Predictions for what the US-Cuba relationship might look like 56 years from now are beyond this observer's horizon. But I can hazard an educated guess about what to expect over the next five to 10 -- a blink of an eye in historical terms.

  1. The wave of American business interest in Cuba will grow and eventually drown out whatever vestiges of the anti-Castro "Cuban lobby" that remain in the U.S. Congress. (There is no Cuban lobby, actually, just a few members of Congress whose own constituents now send two billion a year in remittances to Cuba and clog the 50-plus weekly flights from Miami to Havana)
  2. Cuba will help this process by selecting a few high profile American businesses to invest in a couple of key sectors on the island.
  3. Cuban-American cash -- from family remittances to large-scale capital -- will flow through the doors Obama and Castro are opening -- and the South Florida economy will likewise benefit from the increase in two-way business from construction to tourism. That means that perhaps as soon as the 2016 presidential elections, it will be tough even for the Republican candidate to count on the old rhetoric to win Florida's electoral votes. Hillary Clinton has already made the shift.

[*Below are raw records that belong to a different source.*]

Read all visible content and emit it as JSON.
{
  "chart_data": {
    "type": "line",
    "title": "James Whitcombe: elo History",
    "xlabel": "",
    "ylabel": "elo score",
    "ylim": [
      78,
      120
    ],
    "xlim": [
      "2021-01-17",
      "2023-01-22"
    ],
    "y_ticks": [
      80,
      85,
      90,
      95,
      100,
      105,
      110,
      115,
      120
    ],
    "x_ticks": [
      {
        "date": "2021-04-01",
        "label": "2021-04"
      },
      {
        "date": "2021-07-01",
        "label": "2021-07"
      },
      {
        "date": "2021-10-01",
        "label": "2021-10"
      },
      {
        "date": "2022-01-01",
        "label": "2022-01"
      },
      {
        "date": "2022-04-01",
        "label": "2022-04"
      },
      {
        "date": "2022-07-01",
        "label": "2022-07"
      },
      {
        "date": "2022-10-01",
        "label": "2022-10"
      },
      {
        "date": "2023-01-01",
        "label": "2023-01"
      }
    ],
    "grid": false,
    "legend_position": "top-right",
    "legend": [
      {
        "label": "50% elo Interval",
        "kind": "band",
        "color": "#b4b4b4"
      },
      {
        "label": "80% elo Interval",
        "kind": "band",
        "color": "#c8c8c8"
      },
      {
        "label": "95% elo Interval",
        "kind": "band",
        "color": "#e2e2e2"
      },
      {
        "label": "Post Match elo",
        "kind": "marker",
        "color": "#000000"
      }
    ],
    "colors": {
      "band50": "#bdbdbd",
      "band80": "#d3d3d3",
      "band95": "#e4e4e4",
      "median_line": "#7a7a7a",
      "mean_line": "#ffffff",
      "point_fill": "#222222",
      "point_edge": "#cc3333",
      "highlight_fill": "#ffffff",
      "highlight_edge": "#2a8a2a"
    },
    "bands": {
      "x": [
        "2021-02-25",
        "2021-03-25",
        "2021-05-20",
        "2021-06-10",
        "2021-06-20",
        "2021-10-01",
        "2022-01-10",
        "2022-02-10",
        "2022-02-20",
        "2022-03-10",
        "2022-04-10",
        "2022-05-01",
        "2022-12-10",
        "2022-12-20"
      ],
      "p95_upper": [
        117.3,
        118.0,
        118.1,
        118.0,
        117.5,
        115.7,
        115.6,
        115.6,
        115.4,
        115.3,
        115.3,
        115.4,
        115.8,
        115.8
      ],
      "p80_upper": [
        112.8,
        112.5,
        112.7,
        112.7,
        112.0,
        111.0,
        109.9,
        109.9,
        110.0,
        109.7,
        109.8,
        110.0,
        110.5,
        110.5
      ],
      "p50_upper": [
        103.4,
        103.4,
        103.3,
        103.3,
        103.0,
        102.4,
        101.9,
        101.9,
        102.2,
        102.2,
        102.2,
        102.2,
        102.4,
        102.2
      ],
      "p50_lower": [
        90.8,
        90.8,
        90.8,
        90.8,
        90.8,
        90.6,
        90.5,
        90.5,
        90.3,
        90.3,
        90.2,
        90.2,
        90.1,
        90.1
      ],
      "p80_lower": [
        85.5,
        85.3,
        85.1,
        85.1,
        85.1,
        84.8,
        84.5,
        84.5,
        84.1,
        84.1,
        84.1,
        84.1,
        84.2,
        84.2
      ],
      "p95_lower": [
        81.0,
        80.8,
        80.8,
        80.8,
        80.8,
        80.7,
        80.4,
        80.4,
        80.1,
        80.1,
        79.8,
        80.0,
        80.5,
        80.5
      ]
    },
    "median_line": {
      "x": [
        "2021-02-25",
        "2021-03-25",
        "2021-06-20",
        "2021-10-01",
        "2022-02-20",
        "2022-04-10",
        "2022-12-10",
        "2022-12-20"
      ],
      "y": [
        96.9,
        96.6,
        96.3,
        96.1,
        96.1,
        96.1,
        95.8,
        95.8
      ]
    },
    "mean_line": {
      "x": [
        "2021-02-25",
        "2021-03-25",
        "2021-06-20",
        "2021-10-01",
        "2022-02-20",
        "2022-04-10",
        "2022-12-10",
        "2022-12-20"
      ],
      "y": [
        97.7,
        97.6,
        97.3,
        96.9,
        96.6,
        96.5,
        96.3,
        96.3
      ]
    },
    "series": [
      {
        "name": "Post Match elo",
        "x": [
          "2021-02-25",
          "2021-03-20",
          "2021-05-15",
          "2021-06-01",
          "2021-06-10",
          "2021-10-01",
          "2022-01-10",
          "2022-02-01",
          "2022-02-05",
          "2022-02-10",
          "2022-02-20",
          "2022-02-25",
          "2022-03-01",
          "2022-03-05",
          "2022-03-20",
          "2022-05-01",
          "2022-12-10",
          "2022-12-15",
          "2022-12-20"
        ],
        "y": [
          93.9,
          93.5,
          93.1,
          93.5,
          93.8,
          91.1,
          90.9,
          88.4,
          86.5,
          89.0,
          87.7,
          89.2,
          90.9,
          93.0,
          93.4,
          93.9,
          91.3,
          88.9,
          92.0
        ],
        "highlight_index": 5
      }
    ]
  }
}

  4. Latin American representatives at the IDB, IMF and World Bank will lobby for Cuba's return to those institutions, and the financing they can offer.
  5. Cuba's already significant blogosphere will morph into an independent media, a dynamic that is well underway -- and I am not talking just about Yoani Sanchez. Transparency and accountability of public figures and their budgets today, loyal opposition tomorrow.

If you are a hedge fund manager with an eye on Putin's devaluation or another Euro-crisis or the collapse in the price of oil, this giant step in our region's history may not mean much to you. But think again.